Pero lo interesante viene después de resolver varios de estos puzzles. Avanzada la partida, el juego parece arreglarse y volvemos a encontrarnos con el mismo tipo de puzzles. Esta vez son mariposas que quieren llegar a la casa. Las mismas reglas, las mismas indicaciones. Mullins no puede ser más claro. Por muy tonto que pueda parecer un puzzle, su éxito depende en gran medida de la interfaz y de cómo la vinculemos a nuestro gameplay. Las mariposas son insoportables. En cambio, hackear Pony Island es superadictivo. No hay diferencias entre uno y otro, excepto el motivo por el cual estamos resolviendo el puzzle y la interfaz donde estamos jugando.
En cuanto a la ruptura de la cuarta pared, el juego lo hace de múltiples formas y no solo a través de la interpelación al jugador. Pony Island nos trolea en el acto final, nos hace creer que el control del demonio está llegando a nuestra PC, saliéndose de sus propios límites. También nos saca de la zona de confort con la interfaz de usuario, donde los botones no funcionan y uno tiene que buscar cómo avanzar. Y en su cierre, hay un final secreto, destinado a aquellos obsesionados con completar el juego al 100 %: una burla absoluta a nuestras expectativas y al cliché de los jefes finales. Eso sí, con un diseño espectacular.
Pony Island no destaca por su apartado gráfico, más bien lo hace por el uso sencillo de sus recursos para crear una ambientación adecuada para su historia. Estamos hablando de una paleta monocromática que logra convencernos de que estamos en las entrañas del videojuego, metidos en partes del software donde no deberíamos. El uso de los efectos sonoros también ayuda, lo cual tiene mucho mérito si tenemos en cuenta que la mayoría son tomados de Free Sound. La banda sonora es obra de Jonah Senzel, y por sí sola vale la pena sentarse a escucharla. Cada tema es un viaje a la época de los 8-bit, con esos sonidos chillones que se quedaban grabados en la memoria.
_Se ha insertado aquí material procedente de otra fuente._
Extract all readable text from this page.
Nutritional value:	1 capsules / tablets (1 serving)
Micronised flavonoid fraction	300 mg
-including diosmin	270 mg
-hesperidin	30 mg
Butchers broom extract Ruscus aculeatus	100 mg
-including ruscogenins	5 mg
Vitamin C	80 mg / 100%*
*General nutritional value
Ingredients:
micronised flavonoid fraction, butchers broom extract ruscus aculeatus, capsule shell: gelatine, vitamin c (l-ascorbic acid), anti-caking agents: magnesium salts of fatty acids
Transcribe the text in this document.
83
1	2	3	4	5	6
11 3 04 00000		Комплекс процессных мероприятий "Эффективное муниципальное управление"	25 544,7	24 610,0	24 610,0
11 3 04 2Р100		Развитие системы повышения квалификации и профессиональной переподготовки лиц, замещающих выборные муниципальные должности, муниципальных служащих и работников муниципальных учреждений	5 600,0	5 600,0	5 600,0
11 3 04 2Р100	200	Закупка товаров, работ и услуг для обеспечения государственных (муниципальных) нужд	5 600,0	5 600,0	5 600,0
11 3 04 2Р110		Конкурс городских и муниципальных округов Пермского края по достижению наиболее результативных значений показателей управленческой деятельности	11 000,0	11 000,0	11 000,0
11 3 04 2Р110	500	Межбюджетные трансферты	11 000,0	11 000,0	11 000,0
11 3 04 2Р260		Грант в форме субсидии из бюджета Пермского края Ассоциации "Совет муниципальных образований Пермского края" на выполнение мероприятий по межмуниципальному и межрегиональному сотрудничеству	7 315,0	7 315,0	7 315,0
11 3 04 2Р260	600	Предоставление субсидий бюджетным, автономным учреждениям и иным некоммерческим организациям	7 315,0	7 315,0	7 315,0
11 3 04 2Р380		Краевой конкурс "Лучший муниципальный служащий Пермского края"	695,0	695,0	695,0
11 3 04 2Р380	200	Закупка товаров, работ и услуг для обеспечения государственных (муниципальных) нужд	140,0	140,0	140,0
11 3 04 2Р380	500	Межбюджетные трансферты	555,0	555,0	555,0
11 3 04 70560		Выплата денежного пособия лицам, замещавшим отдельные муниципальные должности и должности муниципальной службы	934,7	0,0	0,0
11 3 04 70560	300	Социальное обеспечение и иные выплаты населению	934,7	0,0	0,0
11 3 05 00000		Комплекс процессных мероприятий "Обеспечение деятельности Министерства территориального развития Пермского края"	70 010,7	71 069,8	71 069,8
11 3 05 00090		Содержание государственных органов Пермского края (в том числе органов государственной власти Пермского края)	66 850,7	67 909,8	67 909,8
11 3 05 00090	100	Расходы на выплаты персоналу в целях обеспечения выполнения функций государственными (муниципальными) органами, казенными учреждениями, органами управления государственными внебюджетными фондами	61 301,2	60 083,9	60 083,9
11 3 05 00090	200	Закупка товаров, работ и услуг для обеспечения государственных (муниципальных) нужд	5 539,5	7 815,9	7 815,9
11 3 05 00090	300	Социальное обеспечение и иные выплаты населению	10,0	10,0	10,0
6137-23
Un buen ejemplo lo tenemos en Escape, tema de la batalla final, con su veta sicodélica y desesperante, ideal para un combate a la carrera.
Esta idea de jugar con la cuarta pared, rompiendo los límites del videojuego, no es una novedad. La cuestión está en lograrlo sin caer en el lugar común o el chiste sencillo. Incomodar al jugador, hacerlo dudar de lo que está pasando, sacarle una sorpresa con un giro inesperado. En eso Pony Island tiene una puntuación perfecta. Son varios momentos en los que el juego la rompe, nos zarandea y luego regresa a la partida. Digamos que tras jugar Pony Island, uno no vuelve a la normalidad: algo hace clic en nuestra percepción y el cambio, aunque pequeño, está ahí con nosotros. Una nueva puerta abierta y un deseo de encontrar más propuestas como la del caballito saltador.